Matthew Lusk filed the lawsuit on April 10 against Life Time Fitness, alleging the business agreed to be sold to a consortium of investors for about $72.10 per share. The consortium is led by Leonard Green & Partners, LP.

The share price is “a mere 7 percent premium over the company's trading price on March 13, 2015 – the last trading day before the announcement of the proposed transaction,” the lawsuit said.

Lusk further alleges that Life Time isn't giving shareholders enough information to cast an informed vote on the agreement with the consortium. There is also a potential conflict of interest with Life Time CEO Bahram Akradi. The lawsuit said he owns 6.25 percent of the company's outstanding shares, making him the largest investor in Life Time. However, he is also the “material investor in the consortium which has aligned to purchase Life Time," the lawsuit said.

“Indeed, Akradi was negotiating on behalf of (Life Time's) shareholders at the same time he was negotiating both the terms of his equity investment in the surviving corporation and the terms of his future employment with that company,” the lawsuit said.

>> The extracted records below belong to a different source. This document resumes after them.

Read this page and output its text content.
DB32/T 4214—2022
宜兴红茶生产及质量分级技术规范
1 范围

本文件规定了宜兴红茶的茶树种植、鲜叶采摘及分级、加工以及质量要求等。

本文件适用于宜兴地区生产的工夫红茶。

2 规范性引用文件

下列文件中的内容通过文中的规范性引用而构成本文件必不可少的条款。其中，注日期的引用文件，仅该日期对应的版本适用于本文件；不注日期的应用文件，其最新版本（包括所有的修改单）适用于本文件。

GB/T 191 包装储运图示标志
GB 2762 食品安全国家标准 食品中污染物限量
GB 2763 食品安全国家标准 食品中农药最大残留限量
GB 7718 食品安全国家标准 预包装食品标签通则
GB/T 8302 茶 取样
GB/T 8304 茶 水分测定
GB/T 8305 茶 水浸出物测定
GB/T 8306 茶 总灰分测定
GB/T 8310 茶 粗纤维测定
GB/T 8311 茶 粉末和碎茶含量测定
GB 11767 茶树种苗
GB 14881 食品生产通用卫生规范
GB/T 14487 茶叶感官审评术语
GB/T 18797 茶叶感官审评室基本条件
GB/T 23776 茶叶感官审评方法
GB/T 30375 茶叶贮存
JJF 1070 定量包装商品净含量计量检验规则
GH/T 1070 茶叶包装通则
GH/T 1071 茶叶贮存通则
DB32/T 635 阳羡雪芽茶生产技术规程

Lusk is represented by Kai Ricther and Carl Engstrom of Nichols Kaster, PLLP, in Minneapolis; Jason M. Leviton, Mark A. Delaney and Joel A. Fleming of Block & Leviton, LLP in Boston; James M. Ficaro of the Weiser Law Firm, PC, in Berwyn, Pennsylvania; and Richard A. Maniskas of Ryan and Maniskas, LLP, of Wayne, Pennsylvania.

United States District Court, District of Minnesota, case number 0:15-cv-01911.